The largest area of fossilised animal tracks in Spain, dating back 100,000 years ago, was spotted by two biologists taking a stroll when the sea temporarily washed away the sand covering them.
The discovery occurred in early June this year underneath the coastal cliffs in the Donana National Park area in the province of Huelva, in the southern Spanish community of Andalusia.
In an exclusive interview with Newsflash, national park guide and tracking expert Jose Maria Galan, 48, said that the discovery was made by two Biologists who work for the National Park, identified as Dolores Cobo and Ana Mateos.
Cobo and Mateos were walking along the beach out of work hours when a strange area of sediment caught their attention and they quickly informed the park management of their discovery.
A multidisciplinary team of experts from the National Park, researchers from various Spanish and Portuguese universities, and staff from the National Museum of Gibraltar came to the area to investigate.
After initial studies, the sediment was identified as 100,000 years old deposit of animal tracks, the largest in Spain to date.
According to Galan, changes in climatic conditions of the area in recent years have meant that the sea level has risen and began to eat away at the cliff-edge until the sea washed away the sand that covered the site, exposing it for a short period of time, although “currently it is covered again by a 30 centimetres (11,81 inches) layer of sand.”
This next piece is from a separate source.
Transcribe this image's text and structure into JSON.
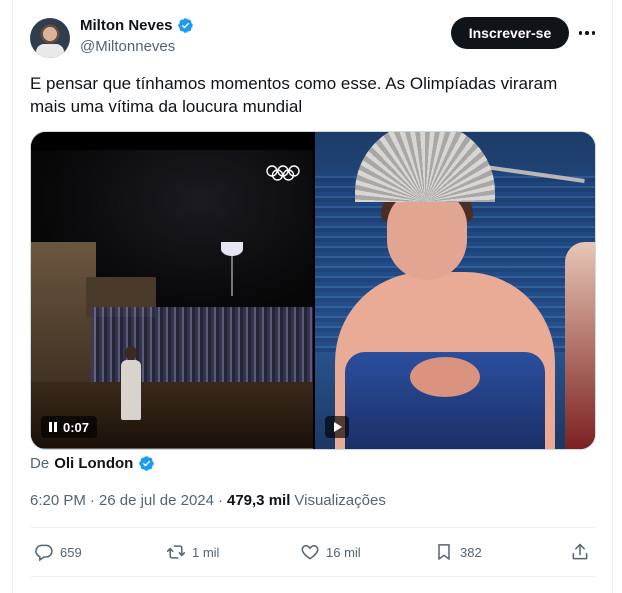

The results have been published in the journal Quaternary Science Reviews and reveal the great paleontological value of the site that belongs to the late Pleistocene period which began about 2.59 million years ago and ended in approximately 10,000 BC.
The study was able to confirm the presence of species like the common red deer (Cervus elaphus), wild boar (Sus scrofa), elephants (Palaeoloxodon antiquus), wolves (Canis lupus), waterfowl (Anseriformes) and shorebirds (Charadrii) that inhabited the zone.
Galan told Newsflash that these animals were found to be significantly larger by their track prints and he believes they have evolved over the years to adjust to environmental conditions getting smaller and smaller.
The animals lived in what was previously a dune area with freshwater lagoons from which the sea was located at a distance of approximately 20 kilometres (10,8 miles) further back.
The data obtained continues to be investigated.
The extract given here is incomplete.